8. Prevalence of hepatitis B and delta according to HIV-type: a multi-country cross-sectional survey in West Africa

Author

Wandeler, Gilles, Coffie, Patrick A, Ekouevi, Didier K, Dabis, François, Gottlieb, Geoffrey S, Bado, Guillaume, Eholie, Serge P, Kabran, Mathieu, Minta, Daouda K, and Tchounga, Boris K

Subjects

virus diseases, 610 Medicine & health, 360 Social problems & social services, 3. Good health

Abstract

BACKGROUND In West Africa where HIV-1 and HIV-2 co-circulate, the co-infection with hepatitis B virus (HBV) and hepatitis Delta virus (HDV) is not well described. This study aimed at estimating the prevalence of HBV and HBV/HDV co-infection according to HIV types and risk factors for HBV infection among West African HIV-infected patients. METHOD A cross-sectional survey was conducted within the IeDEA West Africa cohort from March to December 2012 in Côte d'Ivoire (three sites), Burkina Faso and Mali (one site each). All HIV-infected adult patients on antiretroviral therapy (ART) or not who attended one of the participating HIV clinics during the study period and agreed to participate were included. Blood samples were collected and re-tested for HIV type discrimination, HBV and HDV serology as well as HBV viral load. Logistic regression was used to identify risk factors for HBV infection. RESULTS A total of 791 patients were included: 192 HIV-1, 447 HIV-2 and 152 HIV-1&2 dually reactive.

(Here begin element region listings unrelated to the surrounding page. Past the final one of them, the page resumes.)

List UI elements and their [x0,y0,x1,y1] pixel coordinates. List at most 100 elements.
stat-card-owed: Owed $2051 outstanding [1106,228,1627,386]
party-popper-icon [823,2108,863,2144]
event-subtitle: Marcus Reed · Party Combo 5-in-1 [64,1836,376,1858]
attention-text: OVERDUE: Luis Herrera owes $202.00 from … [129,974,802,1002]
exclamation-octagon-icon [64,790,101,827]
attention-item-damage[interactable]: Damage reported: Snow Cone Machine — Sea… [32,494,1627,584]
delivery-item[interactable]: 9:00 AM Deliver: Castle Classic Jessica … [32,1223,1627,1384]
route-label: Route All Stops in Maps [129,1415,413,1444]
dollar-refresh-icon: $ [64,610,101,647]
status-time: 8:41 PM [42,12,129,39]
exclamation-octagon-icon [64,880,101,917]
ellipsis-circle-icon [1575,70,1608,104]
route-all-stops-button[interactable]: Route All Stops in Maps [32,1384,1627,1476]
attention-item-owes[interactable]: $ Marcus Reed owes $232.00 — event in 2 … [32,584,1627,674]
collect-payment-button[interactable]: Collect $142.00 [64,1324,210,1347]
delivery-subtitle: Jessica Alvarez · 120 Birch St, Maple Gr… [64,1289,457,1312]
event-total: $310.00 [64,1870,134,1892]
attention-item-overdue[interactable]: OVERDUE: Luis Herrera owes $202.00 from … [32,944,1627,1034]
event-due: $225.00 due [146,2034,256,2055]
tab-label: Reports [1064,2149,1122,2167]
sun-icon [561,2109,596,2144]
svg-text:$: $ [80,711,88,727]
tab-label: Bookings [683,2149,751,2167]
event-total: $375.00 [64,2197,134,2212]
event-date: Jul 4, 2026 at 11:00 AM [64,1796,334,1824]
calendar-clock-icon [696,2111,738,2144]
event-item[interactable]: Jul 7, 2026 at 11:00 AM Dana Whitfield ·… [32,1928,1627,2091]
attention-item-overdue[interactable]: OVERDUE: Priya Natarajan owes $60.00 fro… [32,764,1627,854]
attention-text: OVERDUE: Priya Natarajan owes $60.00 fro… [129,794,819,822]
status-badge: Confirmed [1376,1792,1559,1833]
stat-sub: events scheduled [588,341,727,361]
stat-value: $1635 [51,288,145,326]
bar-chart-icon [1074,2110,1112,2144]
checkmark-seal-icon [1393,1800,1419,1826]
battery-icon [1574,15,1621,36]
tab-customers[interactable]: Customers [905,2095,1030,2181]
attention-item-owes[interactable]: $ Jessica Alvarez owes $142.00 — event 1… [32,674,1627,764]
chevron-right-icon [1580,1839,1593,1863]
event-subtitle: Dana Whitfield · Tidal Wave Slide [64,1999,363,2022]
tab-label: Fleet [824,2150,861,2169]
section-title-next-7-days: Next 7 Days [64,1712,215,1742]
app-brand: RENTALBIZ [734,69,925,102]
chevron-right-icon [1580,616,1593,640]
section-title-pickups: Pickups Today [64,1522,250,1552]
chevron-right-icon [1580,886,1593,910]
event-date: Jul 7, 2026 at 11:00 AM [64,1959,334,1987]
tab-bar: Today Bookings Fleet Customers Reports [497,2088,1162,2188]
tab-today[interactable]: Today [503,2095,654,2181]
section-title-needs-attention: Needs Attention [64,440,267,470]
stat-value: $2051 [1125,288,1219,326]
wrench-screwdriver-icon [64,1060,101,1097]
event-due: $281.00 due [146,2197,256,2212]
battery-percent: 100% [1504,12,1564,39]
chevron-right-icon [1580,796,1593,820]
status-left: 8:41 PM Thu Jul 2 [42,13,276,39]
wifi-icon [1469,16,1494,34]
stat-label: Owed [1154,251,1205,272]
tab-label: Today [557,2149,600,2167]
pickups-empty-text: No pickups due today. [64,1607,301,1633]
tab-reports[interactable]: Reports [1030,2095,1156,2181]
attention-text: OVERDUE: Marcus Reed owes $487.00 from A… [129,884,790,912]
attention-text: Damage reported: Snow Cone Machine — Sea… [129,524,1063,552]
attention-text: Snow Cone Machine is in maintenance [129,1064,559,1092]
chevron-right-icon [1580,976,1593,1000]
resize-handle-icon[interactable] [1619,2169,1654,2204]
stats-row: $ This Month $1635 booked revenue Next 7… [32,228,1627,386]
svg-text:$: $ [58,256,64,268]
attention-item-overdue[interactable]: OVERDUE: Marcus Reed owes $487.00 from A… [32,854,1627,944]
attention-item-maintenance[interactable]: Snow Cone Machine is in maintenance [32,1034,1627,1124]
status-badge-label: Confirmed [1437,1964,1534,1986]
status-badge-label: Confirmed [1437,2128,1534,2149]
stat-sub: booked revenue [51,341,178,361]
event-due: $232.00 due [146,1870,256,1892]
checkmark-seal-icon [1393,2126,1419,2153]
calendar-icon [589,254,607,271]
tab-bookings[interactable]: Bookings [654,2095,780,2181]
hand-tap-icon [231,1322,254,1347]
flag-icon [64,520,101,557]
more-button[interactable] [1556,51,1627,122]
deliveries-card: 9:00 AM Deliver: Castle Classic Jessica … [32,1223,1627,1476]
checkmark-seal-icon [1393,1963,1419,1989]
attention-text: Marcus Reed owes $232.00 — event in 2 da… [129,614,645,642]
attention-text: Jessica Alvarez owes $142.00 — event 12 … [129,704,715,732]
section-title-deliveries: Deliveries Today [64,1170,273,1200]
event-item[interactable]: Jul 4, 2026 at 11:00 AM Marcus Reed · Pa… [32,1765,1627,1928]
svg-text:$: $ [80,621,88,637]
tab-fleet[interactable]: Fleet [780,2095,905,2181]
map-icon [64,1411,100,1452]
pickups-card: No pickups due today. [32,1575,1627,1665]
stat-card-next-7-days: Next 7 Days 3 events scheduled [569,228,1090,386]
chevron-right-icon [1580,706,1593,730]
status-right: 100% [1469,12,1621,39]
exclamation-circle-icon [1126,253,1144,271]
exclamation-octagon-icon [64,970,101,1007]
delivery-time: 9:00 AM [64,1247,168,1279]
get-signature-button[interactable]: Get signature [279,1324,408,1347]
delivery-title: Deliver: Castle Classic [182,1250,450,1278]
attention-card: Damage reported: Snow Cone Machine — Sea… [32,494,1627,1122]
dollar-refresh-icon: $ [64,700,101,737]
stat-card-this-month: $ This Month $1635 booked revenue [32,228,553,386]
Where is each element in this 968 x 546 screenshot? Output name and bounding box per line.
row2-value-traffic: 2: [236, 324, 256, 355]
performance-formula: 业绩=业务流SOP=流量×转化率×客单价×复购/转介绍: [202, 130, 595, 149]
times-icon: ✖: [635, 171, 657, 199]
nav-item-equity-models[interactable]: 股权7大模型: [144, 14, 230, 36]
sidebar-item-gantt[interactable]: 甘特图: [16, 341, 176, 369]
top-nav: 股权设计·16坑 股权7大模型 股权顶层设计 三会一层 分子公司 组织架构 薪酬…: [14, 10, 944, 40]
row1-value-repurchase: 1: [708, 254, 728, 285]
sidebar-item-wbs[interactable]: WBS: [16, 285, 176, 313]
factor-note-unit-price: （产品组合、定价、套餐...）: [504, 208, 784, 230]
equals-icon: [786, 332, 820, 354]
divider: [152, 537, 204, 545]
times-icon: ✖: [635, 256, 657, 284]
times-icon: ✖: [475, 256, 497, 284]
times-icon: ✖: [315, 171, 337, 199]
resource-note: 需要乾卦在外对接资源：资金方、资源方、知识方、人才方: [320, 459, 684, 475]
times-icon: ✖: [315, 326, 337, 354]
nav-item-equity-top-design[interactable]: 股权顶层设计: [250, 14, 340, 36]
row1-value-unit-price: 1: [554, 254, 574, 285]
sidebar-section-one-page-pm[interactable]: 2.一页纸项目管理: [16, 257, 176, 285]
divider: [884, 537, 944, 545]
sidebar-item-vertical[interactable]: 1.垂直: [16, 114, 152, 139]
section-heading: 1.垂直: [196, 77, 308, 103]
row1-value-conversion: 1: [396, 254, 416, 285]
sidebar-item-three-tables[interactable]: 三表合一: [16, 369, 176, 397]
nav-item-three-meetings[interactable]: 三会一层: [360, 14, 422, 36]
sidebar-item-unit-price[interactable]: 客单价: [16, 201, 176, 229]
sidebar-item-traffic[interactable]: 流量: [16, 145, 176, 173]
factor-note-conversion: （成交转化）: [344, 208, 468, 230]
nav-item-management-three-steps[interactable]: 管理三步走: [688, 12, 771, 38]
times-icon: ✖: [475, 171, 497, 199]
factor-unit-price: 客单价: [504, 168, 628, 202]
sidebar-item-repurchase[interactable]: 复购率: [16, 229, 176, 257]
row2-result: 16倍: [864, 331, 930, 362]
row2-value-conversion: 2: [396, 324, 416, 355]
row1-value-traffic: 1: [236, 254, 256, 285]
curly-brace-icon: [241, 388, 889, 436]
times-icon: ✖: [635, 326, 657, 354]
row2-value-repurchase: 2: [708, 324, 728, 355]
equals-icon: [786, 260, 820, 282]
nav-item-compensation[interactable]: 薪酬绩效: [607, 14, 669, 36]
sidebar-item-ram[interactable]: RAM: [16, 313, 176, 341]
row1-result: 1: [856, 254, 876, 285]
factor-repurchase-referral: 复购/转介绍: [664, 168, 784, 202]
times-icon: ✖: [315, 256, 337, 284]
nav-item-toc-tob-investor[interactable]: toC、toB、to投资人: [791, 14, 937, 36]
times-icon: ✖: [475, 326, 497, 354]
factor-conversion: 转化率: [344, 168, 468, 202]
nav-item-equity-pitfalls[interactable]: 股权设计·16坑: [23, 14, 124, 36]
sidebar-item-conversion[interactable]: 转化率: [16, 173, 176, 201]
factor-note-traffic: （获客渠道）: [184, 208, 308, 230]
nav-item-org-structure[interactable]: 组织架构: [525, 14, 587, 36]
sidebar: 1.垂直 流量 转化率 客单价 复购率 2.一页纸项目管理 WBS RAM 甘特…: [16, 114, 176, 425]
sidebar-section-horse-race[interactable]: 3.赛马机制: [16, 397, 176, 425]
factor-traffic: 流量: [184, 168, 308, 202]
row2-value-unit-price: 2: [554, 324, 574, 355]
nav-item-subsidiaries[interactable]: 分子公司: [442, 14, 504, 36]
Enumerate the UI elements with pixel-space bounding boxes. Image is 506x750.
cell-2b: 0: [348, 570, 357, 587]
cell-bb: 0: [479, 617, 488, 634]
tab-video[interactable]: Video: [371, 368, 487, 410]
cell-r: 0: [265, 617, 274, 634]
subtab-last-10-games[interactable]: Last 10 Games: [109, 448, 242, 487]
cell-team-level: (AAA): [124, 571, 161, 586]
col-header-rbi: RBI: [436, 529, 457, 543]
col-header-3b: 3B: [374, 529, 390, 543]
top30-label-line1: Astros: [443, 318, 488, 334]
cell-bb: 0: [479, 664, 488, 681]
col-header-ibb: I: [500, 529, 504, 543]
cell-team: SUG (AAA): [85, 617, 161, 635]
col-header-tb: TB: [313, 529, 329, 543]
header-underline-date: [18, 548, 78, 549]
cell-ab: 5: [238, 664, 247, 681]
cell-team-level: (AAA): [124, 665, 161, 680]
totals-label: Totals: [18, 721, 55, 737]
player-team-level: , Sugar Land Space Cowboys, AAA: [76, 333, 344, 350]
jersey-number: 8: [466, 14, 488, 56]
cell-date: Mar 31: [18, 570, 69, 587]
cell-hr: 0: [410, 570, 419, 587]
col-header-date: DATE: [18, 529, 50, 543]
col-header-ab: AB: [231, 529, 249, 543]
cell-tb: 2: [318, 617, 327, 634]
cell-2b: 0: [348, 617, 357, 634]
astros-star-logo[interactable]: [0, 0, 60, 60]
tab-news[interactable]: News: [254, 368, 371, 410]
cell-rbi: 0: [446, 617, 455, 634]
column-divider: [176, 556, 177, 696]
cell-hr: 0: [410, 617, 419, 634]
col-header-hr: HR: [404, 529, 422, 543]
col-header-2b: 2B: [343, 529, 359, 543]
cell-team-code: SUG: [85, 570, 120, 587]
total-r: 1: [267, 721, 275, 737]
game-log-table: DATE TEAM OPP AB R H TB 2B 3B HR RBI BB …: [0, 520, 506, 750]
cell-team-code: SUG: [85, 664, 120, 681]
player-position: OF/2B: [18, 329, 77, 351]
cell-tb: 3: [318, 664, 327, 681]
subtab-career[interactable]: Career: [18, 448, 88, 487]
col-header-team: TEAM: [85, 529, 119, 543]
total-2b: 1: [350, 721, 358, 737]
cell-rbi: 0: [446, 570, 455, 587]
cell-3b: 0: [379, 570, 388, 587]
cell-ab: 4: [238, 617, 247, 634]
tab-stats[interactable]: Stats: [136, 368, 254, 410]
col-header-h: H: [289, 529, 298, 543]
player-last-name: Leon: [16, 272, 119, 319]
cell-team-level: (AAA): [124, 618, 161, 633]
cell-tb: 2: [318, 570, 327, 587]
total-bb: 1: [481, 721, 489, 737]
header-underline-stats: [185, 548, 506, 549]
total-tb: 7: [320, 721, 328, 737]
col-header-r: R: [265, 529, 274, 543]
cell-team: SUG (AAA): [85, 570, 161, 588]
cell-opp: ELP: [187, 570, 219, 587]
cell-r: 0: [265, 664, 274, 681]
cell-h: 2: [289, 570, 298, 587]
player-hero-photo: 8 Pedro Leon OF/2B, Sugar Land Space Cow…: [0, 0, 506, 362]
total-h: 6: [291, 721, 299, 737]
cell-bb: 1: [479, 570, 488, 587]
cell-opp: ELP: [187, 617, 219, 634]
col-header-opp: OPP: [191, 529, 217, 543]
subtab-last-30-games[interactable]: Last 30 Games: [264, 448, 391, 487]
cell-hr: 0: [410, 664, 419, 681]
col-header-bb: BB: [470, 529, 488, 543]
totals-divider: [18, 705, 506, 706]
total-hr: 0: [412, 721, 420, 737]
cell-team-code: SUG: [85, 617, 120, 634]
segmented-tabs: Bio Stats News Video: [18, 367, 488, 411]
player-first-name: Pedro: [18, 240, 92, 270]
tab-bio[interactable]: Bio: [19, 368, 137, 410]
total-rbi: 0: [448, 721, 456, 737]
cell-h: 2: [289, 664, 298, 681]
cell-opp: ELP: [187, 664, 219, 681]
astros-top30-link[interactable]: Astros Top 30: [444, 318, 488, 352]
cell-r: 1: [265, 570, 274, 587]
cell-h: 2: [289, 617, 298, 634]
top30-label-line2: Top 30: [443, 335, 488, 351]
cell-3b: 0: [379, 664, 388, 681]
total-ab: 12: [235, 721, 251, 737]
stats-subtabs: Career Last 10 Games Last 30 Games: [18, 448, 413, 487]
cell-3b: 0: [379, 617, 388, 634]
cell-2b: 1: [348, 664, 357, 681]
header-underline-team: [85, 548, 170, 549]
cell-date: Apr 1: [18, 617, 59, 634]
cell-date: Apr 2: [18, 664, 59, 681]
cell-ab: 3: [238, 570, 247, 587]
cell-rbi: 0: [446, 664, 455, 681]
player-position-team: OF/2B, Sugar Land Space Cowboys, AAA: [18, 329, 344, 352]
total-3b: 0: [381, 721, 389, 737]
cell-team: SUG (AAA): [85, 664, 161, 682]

At time of sampling, 555 (70.2%) were on ART and median CD4+ cell count was 472/mm(3) (inter-quartile range [IQR]: IQR: 294-644). Sixty-seven (8.5%, 95% CI 6.6-10.6) patients were HBsAg positive without any difference according to HIV type (7.9% in HIV-1, 7.2% in HIV-1&2 dually reactive and 9.4% in HIV-2; p = 0.61). In multivariate logistic analysis, age ≤ 30 years old (adjusted odds ratio [aOR] 5.00, 95% CI 1.96-12.76), age between 31 and 49 years old (aOR 1.78, 95% CI 1.00-2.21) and male gender (aOR 2.15, 95% CI 1.25-3.69) were associated with HBsAg positivity. HBV DNA testing was performed in 36 patients with blood sample available (25 on ART) and 8 (22.2%) had detectable HBV DNA. Among the HBsAg-positive individuals, 14.9% (95% CI 7.4-25.7) were also positive for anti-HDV antibody without any difference according to HIV type (28.6% in HIV-1, 14.3% in HIV-2 and 0.0% in HIV-1&2 dually reactive; p = 0.15). CONCLUSION HBV and HBV/HDV co-infection are common in West Africa, irrespective of HIV type. Therefore, screening for both viruses should be systematically performed to allow a better management of HIV-infected patients. Follow-up studies are necessary to determine the impact of these two viruses on HIV infection.